Zo makkelijk, die kant-en-klare geraspte kaas: niks geen gestuntel met zo'n onhandig keukenattribuut, maar gewoon schudden uit een zakje. Toch is er wel iets dat pleit vóór doe-het-zelven met een vers stuk kaas, zo blijkt uit onderzoek van de Consumentenbond.
Kaas uit een zakje is eigenlijk nooit zo'n goed idee als je van goed en lekker houdt. Voor dat soort kant-en-klaar spul gebruiken producenten namelijk kaas waarvan de kwaliteit nogal te wensen overlaat. En dat is dan voorzichtig uitgedrukt. Wie een beetje smetvrees heeft, kan er beter helemaal met een grote boog omheen lopen.

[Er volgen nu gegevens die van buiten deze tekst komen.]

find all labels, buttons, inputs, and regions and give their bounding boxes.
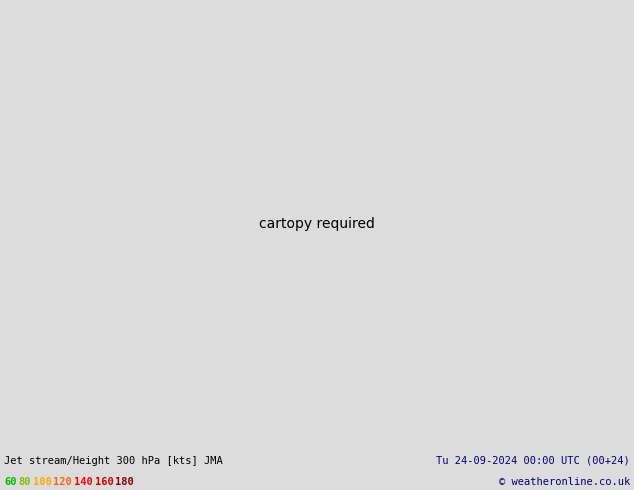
Text: 160: 160 bbox=[94, 477, 113, 487]
Text: 140: 140 bbox=[74, 477, 93, 487]
Text: 60: 60 bbox=[4, 477, 16, 487]
Text: 100: 100 bbox=[33, 477, 51, 487]
Text: Jet stream/Height 300 hPa [kts] JMA: Jet stream/Height 300 hPa [kts] JMA bbox=[4, 456, 223, 466]
Text: © weatheronline.co.uk: © weatheronline.co.uk bbox=[499, 477, 630, 487]
Text: 120: 120 bbox=[53, 477, 72, 487]
Text: Tu 24-09-2024 00:00 UTC (00+24): Tu 24-09-2024 00:00 UTC (00+24) bbox=[436, 456, 630, 466]
Text: cartopy required: cartopy required bbox=[259, 217, 375, 231]
Text: 180: 180 bbox=[115, 477, 134, 487]
Text: 80: 80 bbox=[18, 477, 31, 487]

De geraspte kaas komt namelijk uit partijen waarop schimmel zit of die zijn aangevreten door insecten.
Mag dat zomaar dan? Doet de overheid daar dan niks aan? Jawel hoor, er zijn allerlei voorschriften voor bedacht: schimmel moet diep worden weggesneden en als de kaas echt niet goed meer is, dient ie te worden vernietigd. Maar houdt men zich daar dan ook aan? Ja hoor, vier van de vijf producenten voldeden aan de eisen, zo bleek onlangs bij een controle van de Voedsel- en warenauthoriteit. Eén op de vijf was echter in overtreding en had afgekeurde kazen in huis. Ook werd schimmel soms niet weggesneden, maar er afgespoten met de hogedrukspuit.
De Consumentenbond vond het verontrustende cijfers en besloot zelf een onderzoekje uit te voeren naar de kwaliteit van de geraspte kaas in de winkel. In alle twintig pakjes die werden onderzocht, trof de bond gisten aan. Die zijn niet echt gevaarlijk, maar het is wel een indicatie dat de kwaliteit van de gebruikte kaas nogal te wensen overliet. In de geraspte kaas van vier merken werden schimmels aangetroffen en bij drie enterobacteriën, wat wijst op slechte hygiëne.